Primeiro vem a troca do carro velho, depois a esperada viagem para o litoral e assim, sem se dar conta, as dívidas começam a acumular na vida de muitos brasileiros. E para você saber de fato se está ou não endividado, o consultor de finanças pessoais, Diogo Gonçalves esclarece a dúvida. Quando se trata de financiamento ou consórcio de propriedades como imóveis e carros, é investimento, mas se o cheque especial e o cartão de crédito têm sido seus melhores amigos, é melhor começar a se preocupar, porque você pode estar endividado, ensina o especialista.
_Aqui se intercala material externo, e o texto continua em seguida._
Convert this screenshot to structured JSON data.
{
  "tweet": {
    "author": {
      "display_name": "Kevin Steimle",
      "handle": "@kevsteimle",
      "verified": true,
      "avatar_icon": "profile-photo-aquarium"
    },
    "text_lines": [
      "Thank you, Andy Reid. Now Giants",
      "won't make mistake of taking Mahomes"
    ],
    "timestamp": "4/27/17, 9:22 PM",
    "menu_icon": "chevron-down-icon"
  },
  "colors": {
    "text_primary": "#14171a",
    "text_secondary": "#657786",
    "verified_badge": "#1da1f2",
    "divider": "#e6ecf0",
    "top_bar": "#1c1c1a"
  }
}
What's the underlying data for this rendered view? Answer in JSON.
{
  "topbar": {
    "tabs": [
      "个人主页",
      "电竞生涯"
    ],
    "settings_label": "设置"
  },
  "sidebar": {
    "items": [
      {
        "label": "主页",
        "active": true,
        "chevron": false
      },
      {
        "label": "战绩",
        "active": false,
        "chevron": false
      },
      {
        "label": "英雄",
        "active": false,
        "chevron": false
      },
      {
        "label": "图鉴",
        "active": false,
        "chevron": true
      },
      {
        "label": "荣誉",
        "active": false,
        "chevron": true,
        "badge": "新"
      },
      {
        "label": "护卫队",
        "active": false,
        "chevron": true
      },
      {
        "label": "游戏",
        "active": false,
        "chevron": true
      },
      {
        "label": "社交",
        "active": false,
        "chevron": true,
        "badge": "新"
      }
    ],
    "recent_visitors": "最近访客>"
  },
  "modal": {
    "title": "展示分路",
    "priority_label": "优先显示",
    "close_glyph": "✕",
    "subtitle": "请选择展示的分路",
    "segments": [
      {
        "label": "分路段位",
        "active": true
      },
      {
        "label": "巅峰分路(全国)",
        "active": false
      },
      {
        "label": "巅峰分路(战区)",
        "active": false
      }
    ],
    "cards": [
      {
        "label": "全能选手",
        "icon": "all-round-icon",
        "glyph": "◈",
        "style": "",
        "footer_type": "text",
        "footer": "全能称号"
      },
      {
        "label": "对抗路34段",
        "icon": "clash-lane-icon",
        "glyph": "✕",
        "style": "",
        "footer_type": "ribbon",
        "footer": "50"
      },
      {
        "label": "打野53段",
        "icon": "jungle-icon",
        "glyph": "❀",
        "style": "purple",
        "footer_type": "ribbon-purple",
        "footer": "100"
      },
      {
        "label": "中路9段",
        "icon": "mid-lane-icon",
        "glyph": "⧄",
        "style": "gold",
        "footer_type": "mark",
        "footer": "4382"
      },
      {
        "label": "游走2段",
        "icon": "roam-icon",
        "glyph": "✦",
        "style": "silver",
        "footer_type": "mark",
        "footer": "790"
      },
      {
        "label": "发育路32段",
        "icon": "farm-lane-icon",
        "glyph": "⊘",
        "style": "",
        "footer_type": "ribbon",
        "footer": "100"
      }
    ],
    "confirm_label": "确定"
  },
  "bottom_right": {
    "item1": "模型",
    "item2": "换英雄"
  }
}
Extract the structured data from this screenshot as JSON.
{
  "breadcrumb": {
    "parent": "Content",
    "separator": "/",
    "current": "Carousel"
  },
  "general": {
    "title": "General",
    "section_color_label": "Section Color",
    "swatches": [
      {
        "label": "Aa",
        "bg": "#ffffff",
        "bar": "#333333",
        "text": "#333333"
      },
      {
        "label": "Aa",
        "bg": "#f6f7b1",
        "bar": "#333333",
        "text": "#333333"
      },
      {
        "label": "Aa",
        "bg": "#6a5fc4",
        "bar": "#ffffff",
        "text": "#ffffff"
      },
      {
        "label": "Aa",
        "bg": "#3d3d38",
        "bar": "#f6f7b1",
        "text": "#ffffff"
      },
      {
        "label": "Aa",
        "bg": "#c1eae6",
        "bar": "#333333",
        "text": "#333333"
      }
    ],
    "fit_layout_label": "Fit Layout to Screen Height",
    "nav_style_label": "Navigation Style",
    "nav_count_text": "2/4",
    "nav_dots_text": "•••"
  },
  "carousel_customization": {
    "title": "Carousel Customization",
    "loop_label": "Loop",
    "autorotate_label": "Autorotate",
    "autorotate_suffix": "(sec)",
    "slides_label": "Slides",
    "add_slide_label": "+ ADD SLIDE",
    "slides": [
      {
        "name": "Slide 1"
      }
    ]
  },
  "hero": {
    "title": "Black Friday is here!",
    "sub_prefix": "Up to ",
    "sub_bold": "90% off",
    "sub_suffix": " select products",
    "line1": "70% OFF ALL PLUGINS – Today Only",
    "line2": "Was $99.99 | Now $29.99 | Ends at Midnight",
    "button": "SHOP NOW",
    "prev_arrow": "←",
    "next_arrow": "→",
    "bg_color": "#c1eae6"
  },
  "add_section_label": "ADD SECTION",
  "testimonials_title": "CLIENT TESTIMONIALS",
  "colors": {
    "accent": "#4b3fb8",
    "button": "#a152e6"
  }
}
Um dos principais fatores que levam as pessoas a ficarem em débito é a falta de controle financeiro. Diogo explica que existem casos que as pessoas controlam suas finanças, mas não mudam ou se planejam para sair do negativo. “Além de falta de controle, as pessoas se endividam por quererem ter o que não podem ter, é o mal do Brasil, mal das pessoas consumistas, muito em virtude da cultura de consumo e da educação de cada um”, informa.
O cheque e o cartão de crédito também podem ser excelentes fomentadores para a desorganização financeira. Em casos que não se tem o controle, o cartão pode ser tornar um pesadelo. “A pessoa entra em dívidas, paga o mínimo para continuar usando o cartão e isso vira uma bola de neve, desculpe o jargão, mas é isso. O fato é que os juros do cartão de crédito são altíssimos e depois para pagar fica muito mais difícil”, avisa. Já o perigo do cheque consiste que se o recebedor não “entrar” com o cheque no tempo previsto pode gerar gastos desorganizados daquele que emitiu a ordem de pagamento.
Uma das maneiras de “fugir” do saldo negativo é o bom planejamento. O conselho é planejar a dívida da mesma maneira como se organiza uma viagem. Administre a forma, prazo e quanto pagará da dívida. A dívida deve entrar como uma despesa mensal até que seja quitada totalmente. O empréstimo, segundo Diogo, não é uma boa opção, mas às vezes é a única saída.
Saiba quais são os tipos de empréstimos e como você pode usá-los:
• Empréstimo consignado: normalmente os juros são mais baixos porque é um pagamento mensal automático, ou seja, sai da sua conta corrente em um dia específico todos os meses durante um período já estabelecido.
• Cheque especial: juros altíssimos variam entre 10 e 15% ao mês, mas é um dinheiro que já fica disponível (pré-aprovado) pelo banco e a qualquer hora você pode retirá-lo. “O que para mim é um perigo, não gosto e não recomendo, aliás sempre reafirmo para o gerente do meu banco que não aumente meu limite de cheque especial.”
• Cartão de crédito: Os juros podem variar entre 8% e 15% ao mês e é muito perigoso porque os bancos incentivam o pagamento do chamado “mínimo” no cartão, mas pode virar uma bola de neve e juros sobre juros até que a pessoa já não tenha mais condição de liquidar.
• Empréstimo pessoal: normalmente o saldo para saque é baixo e os juros são aproximadamente 3,5% ao mês, dependendo do banco e cliente. Mas pode ser utilizado para qualquer coisa.
DICA: Com o novo patamar de juros, com referência à taxa Selic (que é a taxa básica de juros), recomendo que todas as pessoas que tem dívidas procurem quem os emprestou dinheiro (inclusive os gerentes de seus bancos) e renegociem os juros, ainda que em contra partida, adiantem alguma quantia à vista, vai depender da sua negociação, mas é hora de fazer isto e quem sabe te ajudar a sair do vermelho mais rápido.